L’idée clé de ces paradis fiscaux ou univers délocalisés est d’afficher une façade respectable, qui repose sur un savant mélange de stabilité et de mouvement. En façade, on affiche la stabilité : un lieu propice aux affaires, une monnaie qui inspire confiance, des entreprises pouvant se former et se reformer à loisir, un univers où la parole d’une personne l’engage et où l'on trouve un cadre juridique stable, où les banques ne font pas faillite et n’ont pas à répondre d’accusations de fraudes. Parallèlement, la mobilité garantit que l’argent peut entrer et sortir en toute sécurité de l’île au trésor, que les gens peuvent aller et venir. Cela suppose à la fois des communications absolument sûres et de bons systèmes de transport. On dit généralement que la Suisse est le meilleur exemple de façade respectable.

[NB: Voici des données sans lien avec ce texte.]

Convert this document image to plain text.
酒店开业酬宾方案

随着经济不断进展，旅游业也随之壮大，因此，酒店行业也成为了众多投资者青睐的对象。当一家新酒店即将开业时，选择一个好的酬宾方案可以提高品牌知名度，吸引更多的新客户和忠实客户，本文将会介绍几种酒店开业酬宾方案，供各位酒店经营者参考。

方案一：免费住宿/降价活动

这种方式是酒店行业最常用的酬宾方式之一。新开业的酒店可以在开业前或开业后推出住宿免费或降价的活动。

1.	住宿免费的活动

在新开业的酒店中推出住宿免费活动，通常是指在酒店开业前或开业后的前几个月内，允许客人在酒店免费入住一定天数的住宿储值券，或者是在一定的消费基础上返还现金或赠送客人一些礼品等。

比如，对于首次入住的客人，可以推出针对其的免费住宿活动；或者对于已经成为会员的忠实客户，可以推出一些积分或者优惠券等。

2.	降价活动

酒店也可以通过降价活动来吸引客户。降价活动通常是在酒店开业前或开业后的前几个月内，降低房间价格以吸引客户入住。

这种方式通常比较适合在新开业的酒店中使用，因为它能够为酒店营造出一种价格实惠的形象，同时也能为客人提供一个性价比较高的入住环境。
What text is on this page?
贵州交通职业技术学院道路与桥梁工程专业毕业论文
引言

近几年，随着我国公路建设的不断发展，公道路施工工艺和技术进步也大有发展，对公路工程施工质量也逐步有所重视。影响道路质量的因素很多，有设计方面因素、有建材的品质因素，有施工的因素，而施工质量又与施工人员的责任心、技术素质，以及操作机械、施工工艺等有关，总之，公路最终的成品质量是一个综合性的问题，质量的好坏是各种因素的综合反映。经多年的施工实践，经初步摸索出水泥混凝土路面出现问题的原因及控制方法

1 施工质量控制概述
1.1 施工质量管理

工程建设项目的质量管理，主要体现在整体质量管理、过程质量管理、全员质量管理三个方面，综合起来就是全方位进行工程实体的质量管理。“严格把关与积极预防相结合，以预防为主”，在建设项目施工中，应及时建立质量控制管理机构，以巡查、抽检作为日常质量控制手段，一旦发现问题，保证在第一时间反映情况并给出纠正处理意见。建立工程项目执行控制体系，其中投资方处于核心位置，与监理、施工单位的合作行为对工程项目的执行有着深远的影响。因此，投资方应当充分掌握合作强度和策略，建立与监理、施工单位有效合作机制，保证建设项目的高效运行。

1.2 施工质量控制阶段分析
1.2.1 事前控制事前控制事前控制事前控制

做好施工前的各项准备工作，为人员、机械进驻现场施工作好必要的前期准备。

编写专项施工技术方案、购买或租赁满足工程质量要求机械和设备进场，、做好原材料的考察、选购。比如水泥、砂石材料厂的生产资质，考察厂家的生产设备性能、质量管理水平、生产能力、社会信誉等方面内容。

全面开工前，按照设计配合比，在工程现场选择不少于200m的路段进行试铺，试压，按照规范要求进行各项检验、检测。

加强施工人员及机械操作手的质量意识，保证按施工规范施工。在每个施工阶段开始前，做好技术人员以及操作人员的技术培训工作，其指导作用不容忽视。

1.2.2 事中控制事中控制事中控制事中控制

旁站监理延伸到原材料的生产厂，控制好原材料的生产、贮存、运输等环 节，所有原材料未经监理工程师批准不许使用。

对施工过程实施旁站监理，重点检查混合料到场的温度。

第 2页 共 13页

La démocratie dépend de la relocalisation

La question se pose donc de savoir à quoi ressemblera le XXIe siècle. Ce règne des délocalisations va-t-il se maintenir ? Peut-être n’a-t-on encore rien vu des formes et de l’ampleur que revêtiront ces univers extraterritoriaux, ni de leurs répercussions. Nous pouvons donc imaginer un avenir où les délocalisations seraient plus extrêmes encore. Une autre variante serait le rejet massif et systématique des univers offshores, faisant entrevoir la nécessité d’un rapatriement général. Ici et là, on observe des petits îlots composant un archipel potentiel de relocalisations, de même que des campagnes militant pour le rapatriement ou le « onshore » : rapatriement d'imposition, des flux de déchets, des biens manufacturés, des capitaux et même, dans une certaine mesure, de la démocratie. Il est extrêmement difficile de comprendre comment un pays peut être démocratique sans que l’essentiel des ressources produites sur son sol y soient localisées ou rapatriées, y soient soumises à la transparence, fassent l’objet d’un débat public et de l'exercice d'un contrôle sur ces formes de revenus et d'activités.

Mobilité

Pour le Forum Vies Mobiles, la mobilité est entendue comme la façon dont les individus franchissent les distances pour déployer dans le temps et dans l’espace les activités qui composent leurs modes de vie. Ces pratiques de déplacements sont enchâssées dans des systèmes socio-techniques produits par des industries, des techniques de transport et de communication et des discours normatifs. Cela implique des impacts sociaux, environnementaux et spatiaux considérables, ainsi que des expériences de déplacements très diverses.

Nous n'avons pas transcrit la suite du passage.